I don't see why that would be more challenging than any other class-action suit. Indeed, this looks easier, in that you have widespread media coverage and plenty of experts speaking out publicly. It's not a question of trying to find experts qualified to testify; here, you can pick from a bunch. The technology here is also much more straightforward than, say, an automobile, and there are successful class-action suits involving those all the time.


there isn't really any media coverage, other than the forum posts and HN. Also, using your automobile example, an average-joe consumer can take their car into a mechanic and have it tested for a recall/defect. The average-joe with an arduino is far more likely to toss the defective unit out, rather than try to spend a while troubleshooting a $40 board.

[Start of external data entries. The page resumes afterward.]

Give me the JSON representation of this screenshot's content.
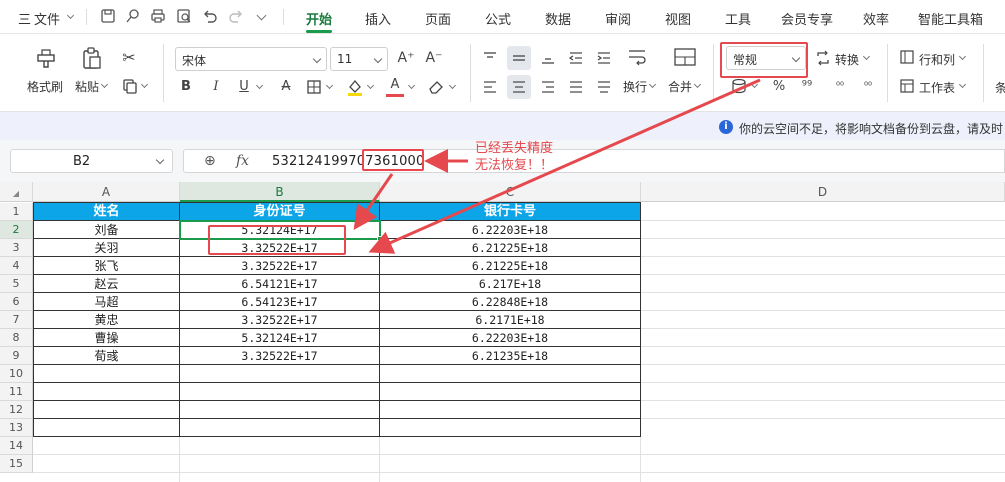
{
  "menubar": {
    "hamburger": "三",
    "file": "文件",
    "tabs": [
      "开始",
      "插入",
      "页面",
      "公式",
      "数据",
      "审阅",
      "视图",
      "工具",
      "会员专享",
      "效率",
      "智能工具箱"
    ],
    "active_tab": "开始"
  },
  "ribbon": {
    "format_painter": "格式刷",
    "paste": "粘贴",
    "font_name": "宋体",
    "font_size": "11",
    "number_format": "常规",
    "convert": "转换",
    "rows_cols": "行和列",
    "worksheet": "工作表",
    "wrap": "换行",
    "merge": "合并",
    "cond_format": "条"
  },
  "notice": {
    "icon": "i",
    "text": "你的云空间不足，将影响文档备份到云盘，请及时"
  },
  "formula": {
    "name_box": "B2",
    "zoom_icon": "⊕",
    "fx": "fx",
    "value": "532124199707361000"
  },
  "annotation": {
    "line1": "已经丢失精度",
    "line2": "无法恢复！！"
  },
  "grid": {
    "columns": [
      "A",
      "B",
      "C",
      "D"
    ],
    "rows": [
      "1",
      "2",
      "3",
      "4",
      "5",
      "6",
      "7",
      "8",
      "9",
      "10",
      "11",
      "12",
      "13",
      "14",
      "15"
    ],
    "headers": [
      "姓名",
      "身份证号",
      "银行卡号"
    ],
    "data": [
      [
        "刘备",
        "5.32124E+17",
        "6.22203E+18"
      ],
      [
        "关羽",
        "3.32522E+17",
        "6.21225E+18"
      ],
      [
        "张飞",
        "3.32522E+17",
        "6.21225E+18"
      ],
      [
        "赵云",
        "6.54121E+17",
        "6.217E+18"
      ],
      [
        "马超",
        "6.54123E+17",
        "6.22848E+18"
      ],
      [
        "黄忠",
        "3.32522E+17",
        "6.2171E+18"
      ],
      [
        "曹操",
        "5.32124E+17",
        "6.22203E+18"
      ],
      [
        "荀彧",
        "3.32522E+17",
        "6.21235E+18"
      ]
    ]
  },
  "colors": {
    "accent": "#1a9a4a",
    "header_fill": "#0ba5e8",
    "annotation": "#e5484d"
  }
}
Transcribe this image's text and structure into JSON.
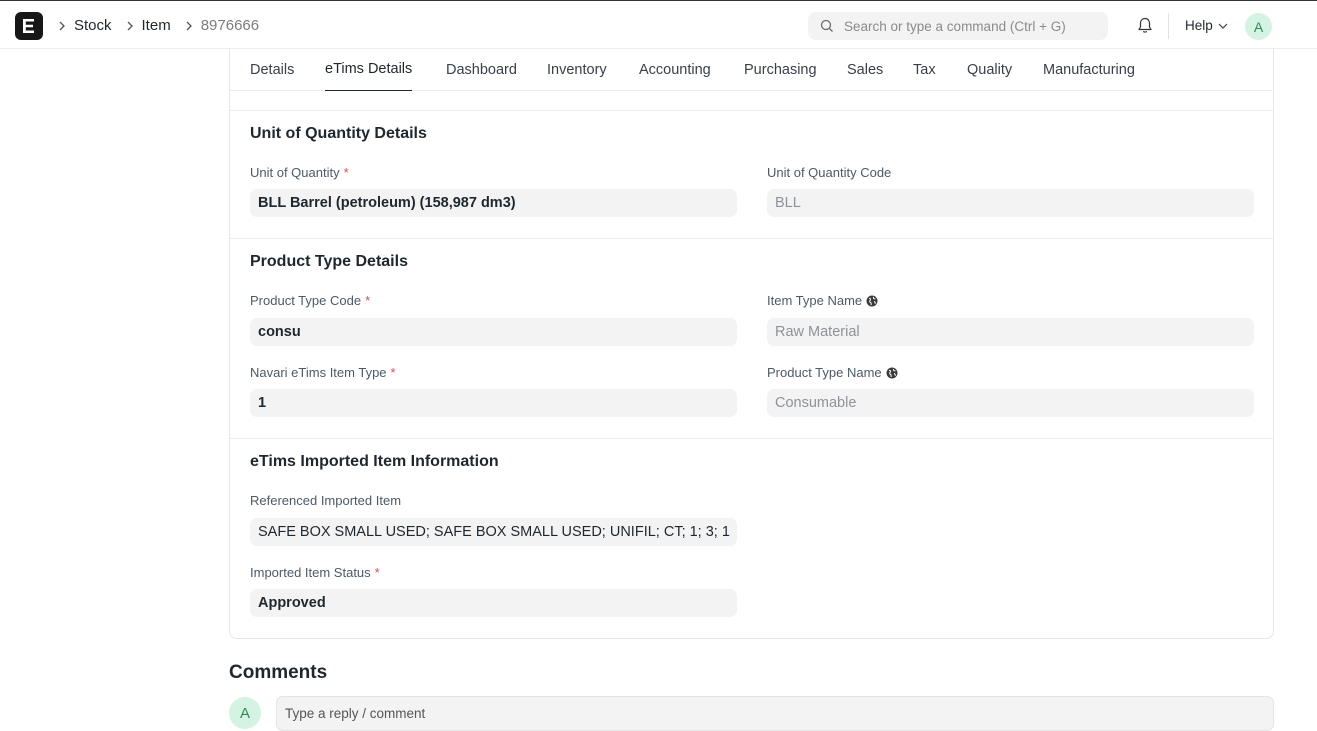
{
  "breadcrumb": [
    {
      "label": "Stock"
    },
    {
      "label": "Item"
    }
  ],
  "breadcrumb_current": "8976666",
  "search": {
    "placeholder": "Search or type a command (Ctrl + G)"
  },
  "help_label": "Help",
  "user_initial": "A",
  "tabs": [
    "Details",
    "eTims Details",
    "Dashboard",
    "Inventory",
    "Accounting",
    "Purchasing",
    "Sales",
    "Tax",
    "Quality",
    "Manufacturing"
  ],
  "active_tab": "eTims Details",
  "sections": {
    "uoq": {
      "title": "Unit of Quantity Details",
      "unit_label": "Unit of Quantity",
      "unit_value": "BLL Barrel (petroleum) (158,987 dm3)",
      "code_label": "Unit of Quantity Code",
      "code_value": "BLL"
    },
    "product_type": {
      "title": "Product Type Details",
      "code_label": "Product Type Code",
      "code_value": "consu",
      "item_type_label": "Item Type Name",
      "item_type_value": "Raw Material",
      "navari_label": "Navari eTims Item Type",
      "navari_value": "1",
      "product_type_label": "Product Type Name",
      "product_type_value": "Consumable"
    },
    "imported": {
      "title": "eTims Imported Item Information",
      "ref_label": "Referenced Imported Item",
      "ref_value": "SAFE BOX SMALL USED; SAFE BOX SMALL USED; UNIFIL; CT; 1; 3; 1",
      "status_label": "Imported Item Status",
      "status_value": "Approved"
    }
  },
  "comments": {
    "title": "Comments",
    "placeholder": "Type a reply / comment"
  },
  "colors": {
    "required": "#e24c4c",
    "avatar_bg": "#d5f3e2",
    "avatar_fg": "#318a57",
    "field_bg": "#f3f3f3"
  }
}
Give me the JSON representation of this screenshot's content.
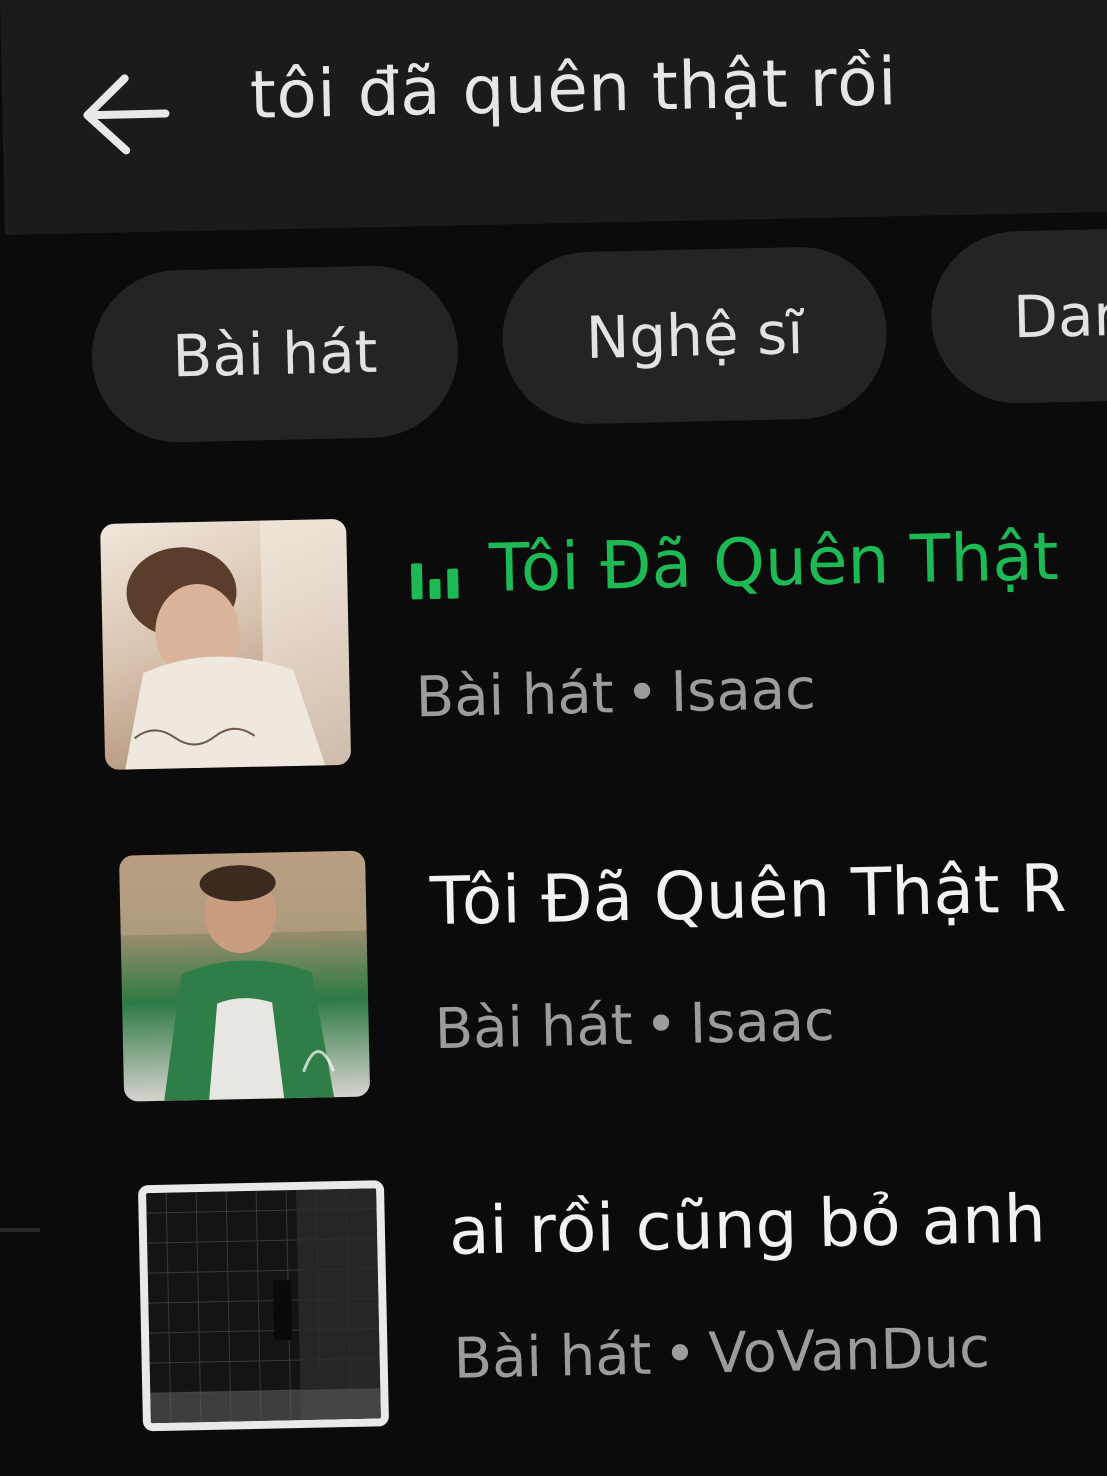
{
  "header": {
    "back_icon": "arrow-left-icon",
    "query": "tôi đã quên thật rồi"
  },
  "filters": [
    {
      "label": "Bài hát"
    },
    {
      "label": "Nghệ sĩ"
    },
    {
      "label": "Dar"
    }
  ],
  "results": [
    {
      "title": "Tôi Đã Quên Thật",
      "type": "Bài hát",
      "separator": "•",
      "artist": "Isaac",
      "playing": true,
      "playing_icon": "equalizer-icon",
      "accent": "#1db954"
    },
    {
      "title": "Tôi Đã Quên Thật R",
      "type": "Bài hát",
      "separator": "•",
      "artist": "Isaac",
      "playing": false
    },
    {
      "title": "ai rồi cũng bỏ anh",
      "type": "Bài hát",
      "separator": "•",
      "artist": "VoVanDuc",
      "playing": false
    }
  ]
}
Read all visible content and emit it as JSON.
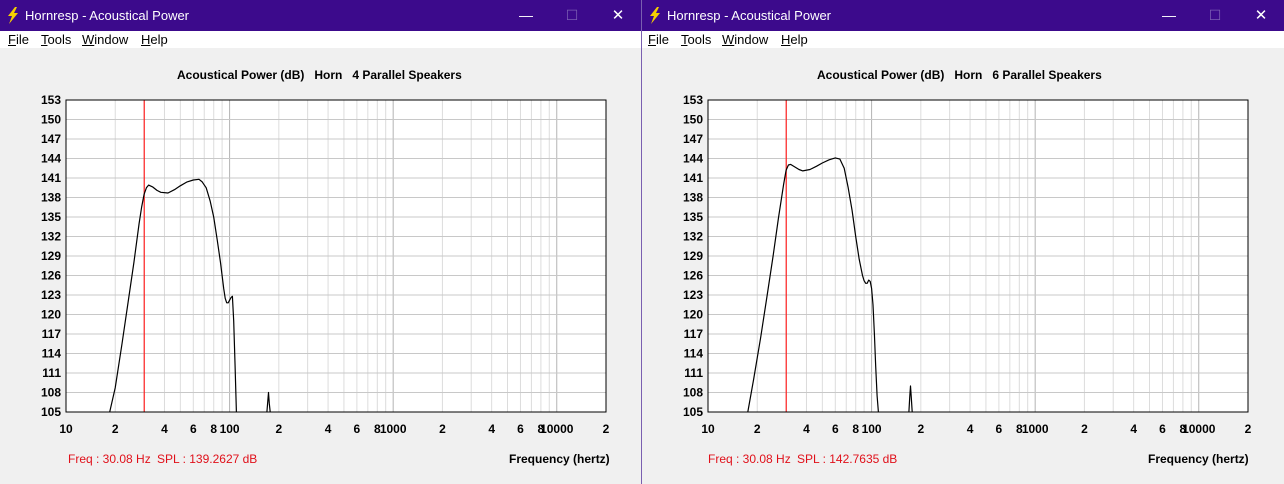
{
  "windows": [
    {
      "title": "Hornresp - Acoustical Power",
      "menu": [
        "File",
        "Tools",
        "Window",
        "Help"
      ],
      "controls": {
        "minimize": "—",
        "maximize": "☐",
        "close": "✕"
      },
      "chart_title": "Acoustical Power (dB)   Horn   4 Parallel Speakers",
      "readout_freq": "Freq : 30.08 Hz",
      "readout_spl": "SPL : 139.2627 dB",
      "x_axis_label": "Frequency (hertz)"
    },
    {
      "title": "Hornresp - Acoustical Power",
      "menu": [
        "File",
        "Tools",
        "Window",
        "Help"
      ],
      "controls": {
        "minimize": "—",
        "maximize": "☐",
        "close": "✕"
      },
      "chart_title": "Acoustical Power (dB)   Horn   6 Parallel Speakers",
      "readout_freq": "Freq : 30.08 Hz",
      "readout_spl": "SPL : 142.7635 dB",
      "x_axis_label": "Frequency (hertz)"
    }
  ],
  "chart_data": [
    {
      "type": "line",
      "title": "Acoustical Power (dB)   Horn   4 Parallel Speakers",
      "xlabel": "Frequency (hertz)",
      "ylabel": "",
      "xscale": "log",
      "xlim": [
        10,
        20000
      ],
      "ylim": [
        105,
        153
      ],
      "yticks": [
        105,
        108,
        111,
        114,
        117,
        120,
        123,
        126,
        129,
        132,
        135,
        138,
        141,
        144,
        147,
        150,
        153
      ],
      "xtick_labels": [
        {
          "value": 10,
          "label": "10"
        },
        {
          "value": 20,
          "label": "2"
        },
        {
          "value": 40,
          "label": "4"
        },
        {
          "value": 60,
          "label": "6"
        },
        {
          "value": 80,
          "label": "8"
        },
        {
          "value": 100,
          "label": "100"
        },
        {
          "value": 200,
          "label": "2"
        },
        {
          "value": 400,
          "label": "4"
        },
        {
          "value": 600,
          "label": "6"
        },
        {
          "value": 800,
          "label": "8"
        },
        {
          "value": 1000,
          "label": "1000"
        },
        {
          "value": 2000,
          "label": "2"
        },
        {
          "value": 4000,
          "label": "4"
        },
        {
          "value": 6000,
          "label": "6"
        },
        {
          "value": 8000,
          "label": "8"
        },
        {
          "value": 10000,
          "label": "10000"
        },
        {
          "value": 20000,
          "label": "2"
        }
      ],
      "grid": true,
      "cursor_x": 30.08,
      "cursor_color": "#ff2020",
      "line_color": "#000000",
      "series": [
        {
          "x": [
            18.5,
            20,
            22,
            24,
            26,
            28,
            29,
            30,
            31,
            32,
            34,
            36,
            38,
            42,
            46,
            50,
            55,
            60,
            65,
            68,
            72,
            76,
            80,
            84,
            88,
            90,
            92,
            94,
            96,
            98,
            100,
            102,
            104,
            106,
            108,
            110
          ],
          "y": [
            105,
            108.7,
            115.5,
            122,
            128,
            134,
            136.5,
            138.5,
            139.5,
            139.9,
            139.6,
            139.1,
            138.8,
            138.7,
            139.2,
            139.8,
            140.4,
            140.7,
            140.8,
            140.4,
            139.5,
            137.5,
            135,
            131.5,
            128,
            126,
            124,
            122.5,
            121.8,
            121.8,
            122.2,
            122.6,
            122.8,
            119,
            112,
            105
          ]
        },
        {
          "x": [
            169,
            171,
            173,
            175,
            177
          ],
          "y": [
            105,
            106.5,
            108,
            106.3,
            105
          ]
        }
      ]
    },
    {
      "type": "line",
      "title": "Acoustical Power (dB)   Horn   6 Parallel Speakers",
      "xlabel": "Frequency (hertz)",
      "ylabel": "",
      "xscale": "log",
      "xlim": [
        10,
        20000
      ],
      "ylim": [
        105,
        153
      ],
      "yticks": [
        105,
        108,
        111,
        114,
        117,
        120,
        123,
        126,
        129,
        132,
        135,
        138,
        141,
        144,
        147,
        150,
        153
      ],
      "xtick_labels": [
        {
          "value": 10,
          "label": "10"
        },
        {
          "value": 20,
          "label": "2"
        },
        {
          "value": 40,
          "label": "4"
        },
        {
          "value": 60,
          "label": "6"
        },
        {
          "value": 80,
          "label": "8"
        },
        {
          "value": 100,
          "label": "100"
        },
        {
          "value": 200,
          "label": "2"
        },
        {
          "value": 400,
          "label": "4"
        },
        {
          "value": 600,
          "label": "6"
        },
        {
          "value": 800,
          "label": "8"
        },
        {
          "value": 1000,
          "label": "1000"
        },
        {
          "value": 2000,
          "label": "2"
        },
        {
          "value": 4000,
          "label": "4"
        },
        {
          "value": 6000,
          "label": "6"
        },
        {
          "value": 8000,
          "label": "8"
        },
        {
          "value": 10000,
          "label": "10000"
        },
        {
          "value": 20000,
          "label": "2"
        }
      ],
      "grid": true,
      "cursor_x": 30.08,
      "cursor_color": "#ff2020",
      "line_color": "#000000",
      "series": [
        {
          "x": [
            17.5,
            19,
            21,
            23,
            25,
            27,
            28,
            29,
            30,
            31,
            32,
            34,
            36,
            38,
            42,
            46,
            50,
            55,
            60,
            64,
            68,
            72,
            76,
            80,
            84,
            88,
            90,
            92,
            94,
            96,
            98,
            100,
            102,
            104,
            106,
            108,
            110
          ],
          "y": [
            105,
            110,
            116.5,
            123,
            129,
            135,
            137.5,
            140,
            142.2,
            143,
            143.1,
            142.7,
            142.3,
            142.1,
            142.3,
            142.8,
            143.3,
            143.8,
            144.1,
            143.9,
            142.5,
            139.5,
            136,
            132,
            128.5,
            126,
            125.2,
            124.8,
            124.8,
            125.3,
            125.1,
            124,
            121.5,
            117,
            112,
            107.5,
            105
          ]
        },
        {
          "x": [
            169,
            171,
            173,
            175,
            177
          ],
          "y": [
            105,
            107.2,
            109,
            107.2,
            105
          ]
        }
      ]
    }
  ]
}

I just don't see a class-action really able to take off. Especially since we're talking about otherwise illegal counterfeit chips in the first place.


Ok. This looks like media coverage to me: http://www.zdnet.com/ftdi-admits-to-bricking-innocent-users-...

The line of argument "I, as some random anonymous person on the internet, can't see X" doesn't do much for me. Lots of people can't see lots of things, but most of the time that turns out to be about failures of knowledge or imagination, not evidence that that what they're talking about is impossible.

Further, I don't think it's really my job to make people see things. (Well, actually, it is, but I charge by the day for that.) If you don't see it, I can live with that.


Not entirely sure what your argument was here, you sort of drifted into the weeds a bit.

I think you meant to argue:

"There is one source of media coverage, although it's largely just twitter comments. And just because something is difficult to prove doesn't mean it's not provable."

Both are valid arguments.

I don't count ZDnet as a very credible source of news, and in this case, some googling seems to show they are practically the only "news site" running this story. Although, as pointed out, it's mostly just a paragraph followed by several twitter posts.

Secondly, the evidence thing is important if a case like this were to proceed. In order to sign onto the class action, you would have to prove you purchased an effected chip/board, and that this driver is what killed your product.

Two problems here:

1) You bought a counterfeit chip/board. It's unlikely any award will be levied for illegal/infringing products.

2) Users would have to show evidence they were effected. Even in the RedBull class action case that is settling now, you must prove you bought a RedBull during the time period the case covers (receipt or whatever). Again, you have a counterfeit product, which was illegal to sell/buy in the first place. Not to mention, getting average-joe to test his device, even if someone made a testing utility and freely distributed it, will be close to impossible. People who are technical and care may do it, but average-joe will assume his arduino went belly-up one day, and likely toss it in the garbage.

Let's be realistic. A handful of people in-the-know will care passionately, and do everything they can to further a claim. Several handfuls of people will care enough to do something if they believe they will get something in return (a payout). The rest will have no clue this is even a thing, and will simply throw away their "defective" device.

What FTI did was wrong. But there is no real recourse here.


Check other posts on this HN story; others have proven the drivers were deliberately malicious by analyzing either a USB stream or a driver disassembly (I haven't read enough to know which).


It was USB stream.

The problem isn't knowing the driver itself can cause a bricked chip and therefore bricked device.

The problem is Joe-Average isn't going to be able to prove it was this driver and not just a defective device/chip for another reason. Even with a free "testing" tool someone can make to check for the flipped PID bit, Joe-Average has no clue this is even going on, and is likely to just throw away his bricked device.